Mental Health and Society Division, Douglas Research Centre, Montreal, QC, Canada.
Purple Squirrel Economics, Montreal, QC, Canada.
Schizophr Bull. 2021 Mar 16;47(2):465-473. doi: 10.1093/schbul/sbaa130.
Cost-effectiveness studies of early intervention services (EIS) for psychosis have not included extension beyond the first 2 years. We sought to evaluate the cost-effectiveness of a 3-year extension of EIS compared to regular care (RC) from the public health care payer's perspective. Following 2 years of EIS in a university setting in Montreal, Canada, patients were randomized to a 3-year extension of EIS (n = 110) or RC (n = 110). Months of total symptom remission served as the main outcome measure. Resource use and cost data for publicly covered health care services were derived mostly from administrative systems. The incremental cost-effectiveness ratio (ICER) and cost-effectiveness acceptability curve were produced. Relative cost-effectiveness was estimated for those with duration of untreated psychosis (DUP) of 12 weeks or less vs longer. Extended early intervention had higher costs for psychiatrist and nonphysician interventions, but total costs were not significantly different. The ICER was $1627 per month in total remission. For the intervention to have an 80% chance of being cost-effective, the decision-maker needs to be willing to pay $5942 per month of total symptom remission. DUP ≤ 12 weeks was associated with a reduction in costs of $12 276 even if no value is placed on additional months in total remission. Extending EIS for psychosis for people, such as those included in this study, may be cost-effective if the decision-maker is willing to pay a high price for additional months of total symptom remission, though one commensurate with currently funded interventions. Cost-effectiveness was much greater for people with DUP ≤12 weeks.

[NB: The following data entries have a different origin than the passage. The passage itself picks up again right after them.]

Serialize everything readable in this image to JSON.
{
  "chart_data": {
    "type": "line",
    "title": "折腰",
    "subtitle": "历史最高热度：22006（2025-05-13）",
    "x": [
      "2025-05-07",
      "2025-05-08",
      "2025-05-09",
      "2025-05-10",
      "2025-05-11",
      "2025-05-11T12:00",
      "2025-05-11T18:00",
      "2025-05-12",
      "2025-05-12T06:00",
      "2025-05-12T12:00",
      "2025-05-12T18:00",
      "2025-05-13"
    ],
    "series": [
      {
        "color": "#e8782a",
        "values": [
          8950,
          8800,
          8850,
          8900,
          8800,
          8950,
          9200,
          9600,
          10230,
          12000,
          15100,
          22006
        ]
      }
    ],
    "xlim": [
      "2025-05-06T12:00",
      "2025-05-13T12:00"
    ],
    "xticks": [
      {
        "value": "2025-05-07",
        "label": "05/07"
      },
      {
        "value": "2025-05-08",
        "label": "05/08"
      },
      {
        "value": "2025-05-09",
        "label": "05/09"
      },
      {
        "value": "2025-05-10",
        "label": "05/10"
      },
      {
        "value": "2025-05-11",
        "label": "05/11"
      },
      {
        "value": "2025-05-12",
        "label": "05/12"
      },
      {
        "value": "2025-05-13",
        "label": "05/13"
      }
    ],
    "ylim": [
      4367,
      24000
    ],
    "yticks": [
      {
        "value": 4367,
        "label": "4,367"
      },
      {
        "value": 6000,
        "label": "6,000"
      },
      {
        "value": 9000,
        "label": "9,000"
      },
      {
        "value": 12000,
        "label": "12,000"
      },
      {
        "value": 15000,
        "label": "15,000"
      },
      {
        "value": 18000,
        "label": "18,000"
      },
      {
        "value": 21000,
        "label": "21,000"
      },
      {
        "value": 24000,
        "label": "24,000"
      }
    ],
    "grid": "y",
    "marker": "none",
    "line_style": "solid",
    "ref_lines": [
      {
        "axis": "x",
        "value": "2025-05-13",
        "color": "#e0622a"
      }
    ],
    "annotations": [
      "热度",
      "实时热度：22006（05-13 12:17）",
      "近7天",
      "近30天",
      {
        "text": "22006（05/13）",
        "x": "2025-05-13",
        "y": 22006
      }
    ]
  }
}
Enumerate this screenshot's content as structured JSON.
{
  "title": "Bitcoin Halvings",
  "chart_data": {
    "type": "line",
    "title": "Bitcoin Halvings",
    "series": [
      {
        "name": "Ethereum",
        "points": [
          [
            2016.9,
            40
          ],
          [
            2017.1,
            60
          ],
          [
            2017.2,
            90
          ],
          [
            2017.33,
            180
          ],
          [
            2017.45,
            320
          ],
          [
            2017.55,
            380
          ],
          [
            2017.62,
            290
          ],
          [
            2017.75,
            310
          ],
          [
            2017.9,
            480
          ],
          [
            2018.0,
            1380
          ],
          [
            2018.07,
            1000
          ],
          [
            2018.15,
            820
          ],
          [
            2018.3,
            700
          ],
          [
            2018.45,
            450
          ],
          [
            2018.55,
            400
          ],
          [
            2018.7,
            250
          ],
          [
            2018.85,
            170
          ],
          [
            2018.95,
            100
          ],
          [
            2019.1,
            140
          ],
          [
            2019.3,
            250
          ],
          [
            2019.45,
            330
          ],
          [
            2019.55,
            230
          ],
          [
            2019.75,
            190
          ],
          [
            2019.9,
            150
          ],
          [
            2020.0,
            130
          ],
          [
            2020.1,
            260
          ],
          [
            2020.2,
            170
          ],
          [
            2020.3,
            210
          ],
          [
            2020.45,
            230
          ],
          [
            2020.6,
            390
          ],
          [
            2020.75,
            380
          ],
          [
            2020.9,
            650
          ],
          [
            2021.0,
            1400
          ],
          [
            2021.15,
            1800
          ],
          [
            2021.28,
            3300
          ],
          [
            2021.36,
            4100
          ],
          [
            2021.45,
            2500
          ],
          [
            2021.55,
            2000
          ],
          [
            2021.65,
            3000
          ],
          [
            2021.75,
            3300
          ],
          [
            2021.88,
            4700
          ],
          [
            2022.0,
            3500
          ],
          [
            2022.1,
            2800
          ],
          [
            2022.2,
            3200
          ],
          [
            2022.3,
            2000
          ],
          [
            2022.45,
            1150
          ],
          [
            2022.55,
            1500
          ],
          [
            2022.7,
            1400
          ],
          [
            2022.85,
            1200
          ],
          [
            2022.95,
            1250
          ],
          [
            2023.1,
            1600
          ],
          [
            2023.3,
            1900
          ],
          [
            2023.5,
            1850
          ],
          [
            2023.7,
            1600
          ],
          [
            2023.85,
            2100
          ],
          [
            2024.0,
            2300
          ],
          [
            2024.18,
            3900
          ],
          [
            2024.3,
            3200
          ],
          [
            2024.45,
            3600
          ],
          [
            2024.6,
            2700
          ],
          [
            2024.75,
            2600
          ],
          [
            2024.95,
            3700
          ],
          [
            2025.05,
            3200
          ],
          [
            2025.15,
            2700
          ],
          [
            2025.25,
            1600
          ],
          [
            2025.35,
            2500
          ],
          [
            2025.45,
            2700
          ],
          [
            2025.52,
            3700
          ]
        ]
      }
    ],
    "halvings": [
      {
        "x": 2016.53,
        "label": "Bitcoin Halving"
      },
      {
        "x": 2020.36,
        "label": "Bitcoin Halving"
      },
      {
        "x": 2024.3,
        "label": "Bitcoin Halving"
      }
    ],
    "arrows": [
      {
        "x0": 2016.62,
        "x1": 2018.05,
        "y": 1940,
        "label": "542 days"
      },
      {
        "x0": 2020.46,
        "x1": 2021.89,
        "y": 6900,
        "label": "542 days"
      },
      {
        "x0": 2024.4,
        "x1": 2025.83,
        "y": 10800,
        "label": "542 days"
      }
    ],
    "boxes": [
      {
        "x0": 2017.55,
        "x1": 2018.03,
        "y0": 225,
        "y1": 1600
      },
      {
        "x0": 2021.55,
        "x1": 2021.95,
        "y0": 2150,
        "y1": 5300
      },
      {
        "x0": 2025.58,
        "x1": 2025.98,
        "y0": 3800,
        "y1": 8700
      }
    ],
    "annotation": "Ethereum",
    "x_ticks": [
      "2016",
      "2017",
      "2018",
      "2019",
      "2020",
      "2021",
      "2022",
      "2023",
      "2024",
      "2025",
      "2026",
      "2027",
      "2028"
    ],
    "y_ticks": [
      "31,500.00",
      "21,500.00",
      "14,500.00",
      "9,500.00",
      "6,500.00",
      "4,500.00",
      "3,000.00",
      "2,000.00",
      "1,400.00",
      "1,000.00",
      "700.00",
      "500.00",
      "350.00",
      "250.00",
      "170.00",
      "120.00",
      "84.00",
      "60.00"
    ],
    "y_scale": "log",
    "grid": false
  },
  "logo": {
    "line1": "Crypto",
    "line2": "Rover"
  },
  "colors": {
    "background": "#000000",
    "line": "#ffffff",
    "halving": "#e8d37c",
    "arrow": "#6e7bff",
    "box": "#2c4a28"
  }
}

早期干预服务(EIS)对精神病的成本效益研究尚未包括超过头 2 年的扩展。我们旨在从公共医疗保健支付者的角度评估 EIS 延长 3 年与常规护理(RC)相比的成本效益。在加拿大蒙特利尔的一所大学环境中进行 2 年 EIS 后,患者被随机分配到 EIS 延长 3 年(n = 110)或 RC(n = 110)。总症状缓解月数是主要的结局指标。公共覆盖的医疗保健服务的资源使用和成本数据主要来自行政系统。产生了增量成本效益比(ICER)和成本效益可接受性曲线。对于未治疗精神病持续时间(DUP)为 12 周或更短的患者和更长的患者,估计了相对成本效益。延长早期干预措施在精神病学家和非医师干预方面的成本较高,但总成本没有显著差异。总缓解期每月的 ICER 为 1627 美元。为了使干预措施有 80%的可能性具有成本效益,决策者需要愿意为每月总症状缓解支付 5942 美元。DUP≤12 周与成本降低 12276 美元相关,即使不考虑总缓解期的额外月份,也无需支付任何价值。如果决策者愿意为总症状缓解额外增加的月份支付高昂的费用,那么为精神病患者延长 EIS,例如本研究中纳入的患者,可能具有成本效益,尽管与目前资助的干预措施相比,这一费用是相当的。DUP≤12 周的患者的成本效益要高得多。